JOINT VENTURE. Japanese steel companies in US to stay
The Japanese are taking another significant step into the United States steel business. Yesterday the Nippon Steel Corporation and Inland Steel Industries announced that they would jointly build a facility in New Carlisle, Ind., near South Bend. The joint venture, called I/N Tek, would be one of only two rolling mills in the world using the most advanced technology, the two companies said.
Analysts suggest that Japanese steel companies are in the United States to stay. The Nippon-Inland deal is the latest of several joint ventures in steel the Japanese have established in the US.

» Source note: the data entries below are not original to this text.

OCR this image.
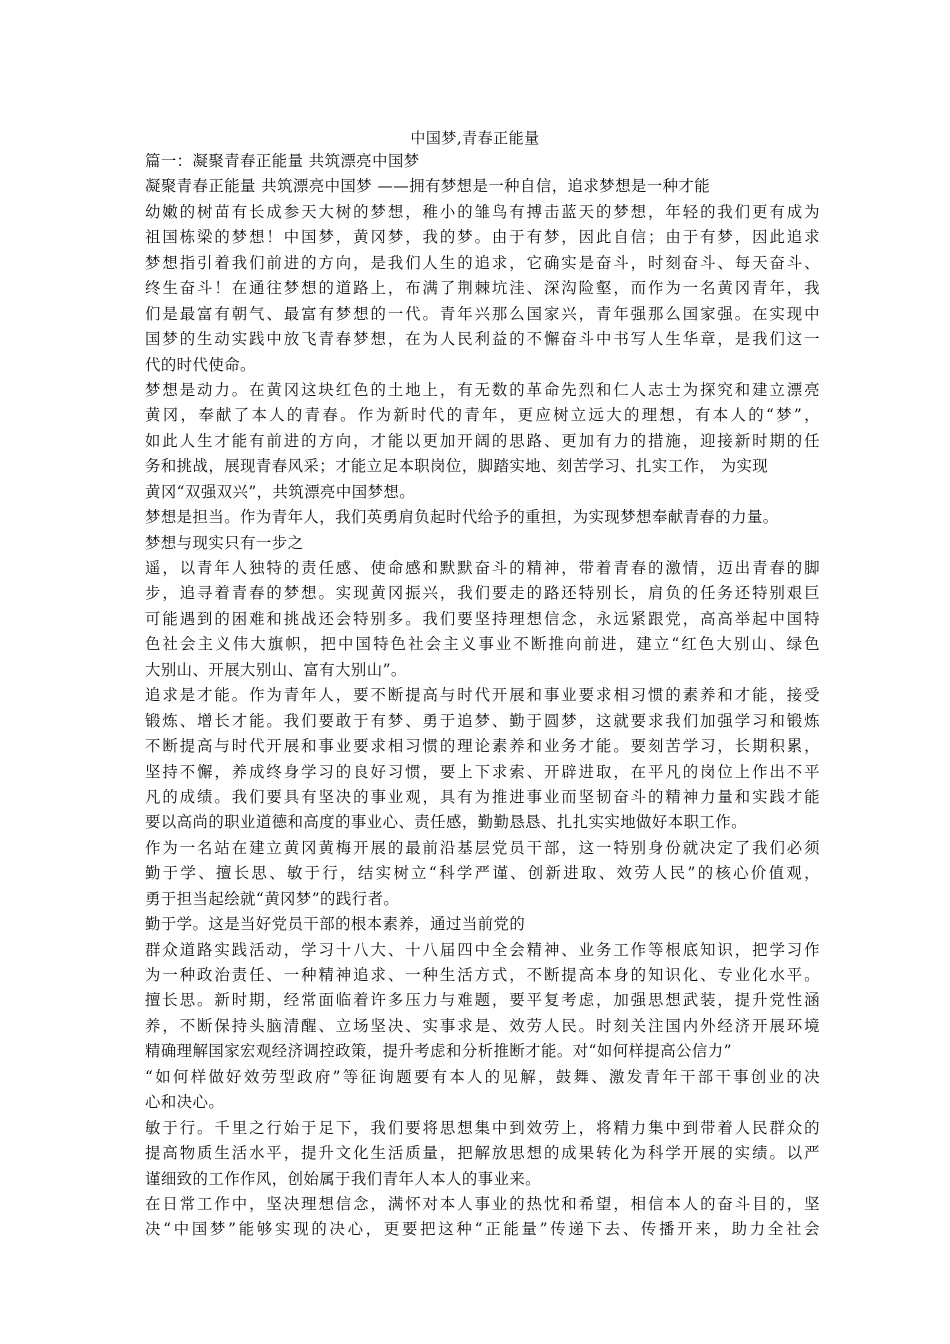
中国梦,青春正能量
篇一：凝聚青春正能量 共筑漂亮中国梦
凝聚青春正能量 共筑漂亮中国梦 ——拥有梦想是一种自信，追求梦想是一种才能
幼嫩的树苗有长成参天大树的梦想，稚小的雏鸟有搏击蓝天的梦想，年轻的我们更有成为
祖国栋梁的梦想！中国梦，黄冈梦，我的梦。由于有梦，因此自信；由于有梦，因此追求
梦想指引着我们前进的方向，是我们人生的追求，它确实是奋斗，时刻奋斗、每天奋斗、
终生奋斗！在通往梦想的道路上，布满了荆棘坑洼、深沟险壑，而作为一名黄冈青年，我
们是最富有朝气、最富有梦想的一代。青年兴那么国家兴，青年强那么国家强。在实现中
国梦的生动实践中放飞青春梦想，在为人民利益的不懈奋斗中书写人生华章，是我们这一
代的时代使命。
梦想是动力。在黄冈这块红色的土地上，有无数的革命先烈和仁人志士为探究和建立漂亮
黄冈，奉献了本人的青春。作为新时代的青年，更应树立远大的理想，有本人的“梦”，
如此人生才能有前进的方向，才能以更加开阔的思路、更加有力的措施，迎接新时期的任
务和挑战，展现青春风采；才能立足本职岗位，脚踏实地、刻苦学习、扎实工作， 为实现
黄冈“双强双兴”，共筑漂亮中国梦想。
梦想是担当。作为青年人，我们英勇肩负起时代给予的重担，为实现梦想奉献青春的力量。
梦想与现实只有一步之
遥，以青年人独特的责任感、使命感和默默奋斗的精神，带着青春的激情，迈出青春的脚
步，追寻着青春的梦想。实现黄冈振兴，我们要走的路还特别长，肩负的任务还特别艰巨
可能遇到的困难和挑战还会特别多。我们要坚持理想信念，永远紧跟党，高高举起中国特
色社会主义伟大旗帜，把中国特色社会主义事业不断推向前进，建立“红色大别山、绿色
大别山、开展大别山、富有大别山”。
追求是才能。作为青年人，要不断提高与时代开展和事业要求相习惯的素养和才能，接受
锻炼、增长才能。我们要敢于有梦、勇于追梦、勤于圆梦，这就要求我们加强学习和锻炼
不断提高与时代开展和事业要求相习惯的理论素养和业务才能。要刻苦学习，长期积累，
坚持不懈，养成终身学习的良好习惯，要上下求索、开辟进取，在平凡的岗位上作出不平
凡的成绩。我们要具有坚决的事业观，具有为推进事业而坚韧奋斗的精神力量和实践才能
要以高尚的职业道德和高度的事业心、责任感，勤勤恳恳、扎扎实实地做好本职工作。
作为一名站在建立黄冈黄梅开展的最前沿基层党员干部，这一特别身份就决定了我们必须
勤于学、擅长思、敏于行，结实树立“科学严谨、创新进取、效劳人民”的核心价值观，
勇于担当起绘就“黄冈梦”的践行者。
勤于学。这是当好党员干部的根本素养，通过当前党的
群众道路实践活动，学习十八大、十八届四中全会精神、业务工作等根底知识，把学习作
为一种政治责任、一种精神追求、一种生活方式，不断提高本身的知识化、专业化水平。
擅长思。新时期，经常面临着许多压力与难题，要平复考虑，加强思想武装，提升党性涵
养，不断保持头脑清醒、立场坚决、实事求是、效劳人民。时刻关注国内外经济开展环境
精确理解国家宏观经济调控政策，提升考虑和分析推断才能。对“如何样提高公信力”
“如何样做好效劳型政府”等征询题要有本人的见解，鼓舞、激发青年干部干事创业的决
心和决心。
敏于行。千里之行始于足下，我们要将思想集中到效劳上，将精力集中到带着人民群众的
提高物质生活水平，提升文化生活质量，把解放思想的成果转化为科学开展的实绩。以严
谨细致的工作作风，创始属于我们青年人本人的事业来。
在日常工作中，坚决理想信念，满怀对本人事业的热忱和希望，相信本人的奋斗目的，坚
决“中国梦”能够实现的决心，更要把这种“正能量”传递下去、传播开来，助力全社会
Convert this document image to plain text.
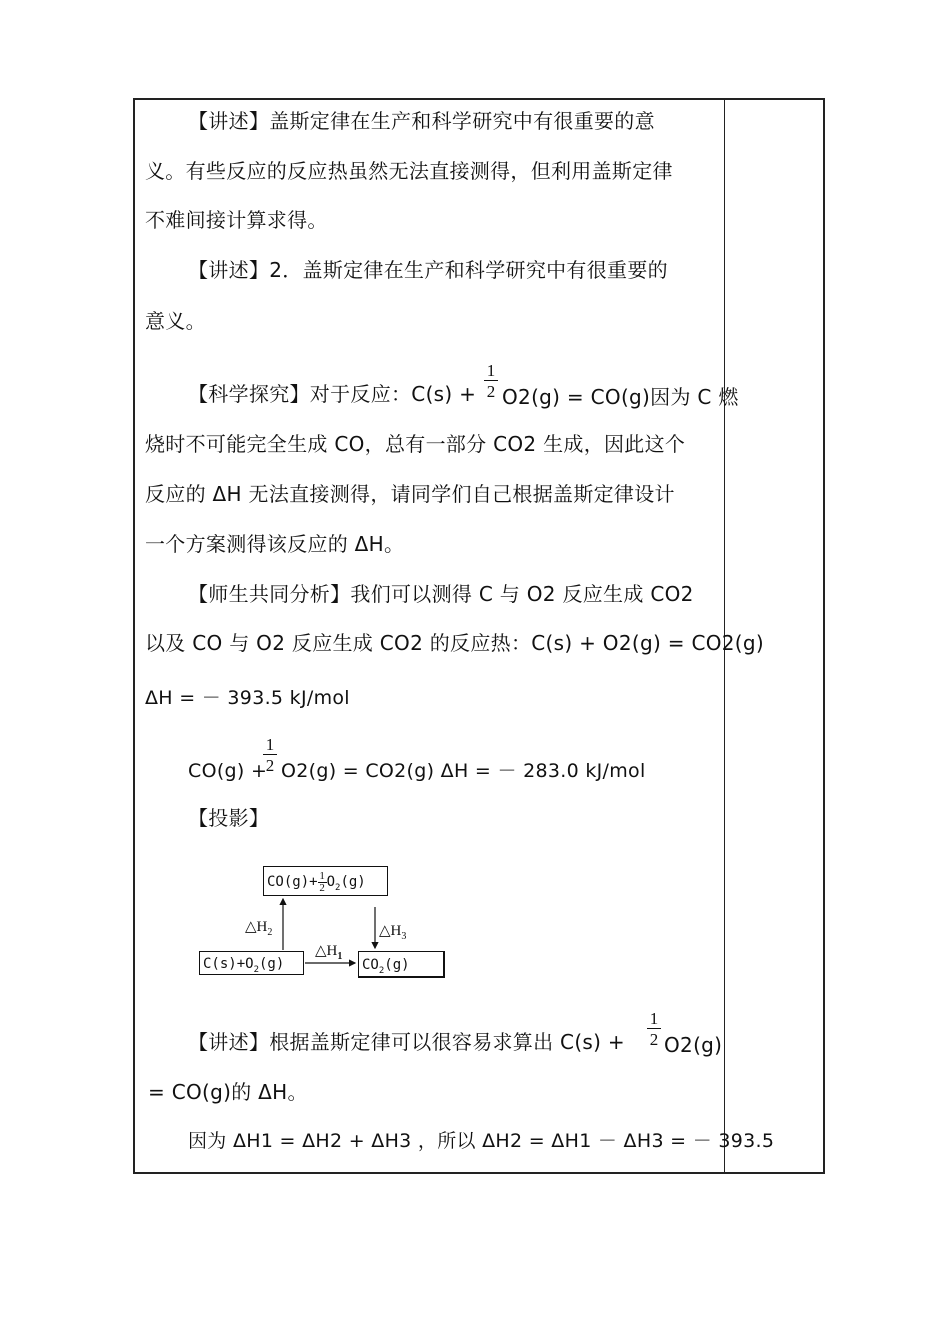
【讲述】盖斯定律在生产和科学研究中有很重要的意
义。有些反应的反应热虽然无法直接测得，但利用盖斯定律
不难间接计算求得。
【讲述】2．盖斯定律在生产和科学研究中有很重要的
意义。
【科学探究】对于反应：$C(s) + \frac{1}{2} O2(g) = CO(g)$因为 C 燃
烧时不可能完全生成 CO，总有一部分 CO2 生成，因此这个
反应的 ΔH 无法直接测得，请同学们自己根据盖斯定律设计
一个方案测得该反应的 ΔH。
【师生共同分析】我们可以测得 C 与 O2 反应生成 CO2
以及 CO 与 O2 反应生成 CO2 的反应热：C(s) + O2(g) = CO2(g)
ΔH = － 393.5 kJ/mol
CO(g) +
$\frac{1}{2} O2(g) = CO2(g) \Delta H$ = － 283.0 kJ/mol
【投影】
$CO(g)+ \frac{1}{2} O_2(g)$
$C(s)+O_2(g)$	$CO_2(g)$
$\triangle H_2$	$\triangle H_3$
$\triangle H_1$
【讲述】根据盖斯定律可以很容易求算出 $C(s) + \frac{1}{2} O2(g)$
= CO(g)的 ΔH。
因为 ΔH1 = ΔH2 + ΔH3 ，所以 ΔH2 = ΔH1 － ΔH3 = － 393.5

``This [new mill] represents a major step for them in the US marketplace,'' says John Jacobson, director of the US and world steel service for Chase Econometrics. ``It's very likely that we'll see further investments by Japanese companies directly.''
For one thing, Japanese mills in the US would avoid any trade sanctions that Congress might pass. For another, the new mills are close to some of the biggest steel-using industries in the world. One of the major reasons for building the mill near South Bend is its proximity to markets, says Inland's chairman, Frank Luerssen.
When completed in 1990, the $400 million-plus mill will reduce production time of cold-rolled steel from an average of 12 days to less than an hour, Mr. Luerssen says. That will allow the mill to accommodate companies rapidly, using just-in-time delivery techniques. The steel will be marketed primarily to nearby automotive and appliance companies in Michigan and Indiana.
``There is a real shot in the arm,'' adds Indiana Lt. Gov. John Mutz. Indiana officials were particularly pleased because the new 200-employee mill mean additional construction and service jobs in northwest Indiana and will help maintain employment at Inland's East Chicago big steel plant. Inland Steel retains a 60 percent stake in I/N Tek; Nippon will hold the other 40 percent.
``The very future of the domestic steel industry depends on investments like this,'' adds Mr. Mutz. To attract the mill, the state put together an $18 million package of incentives, $12 million coming from federal and local sources.
The Indiana legislature will have to approve the additional $6 million in state money by the end of next month. But Mutz predicted easy passage for the proposal.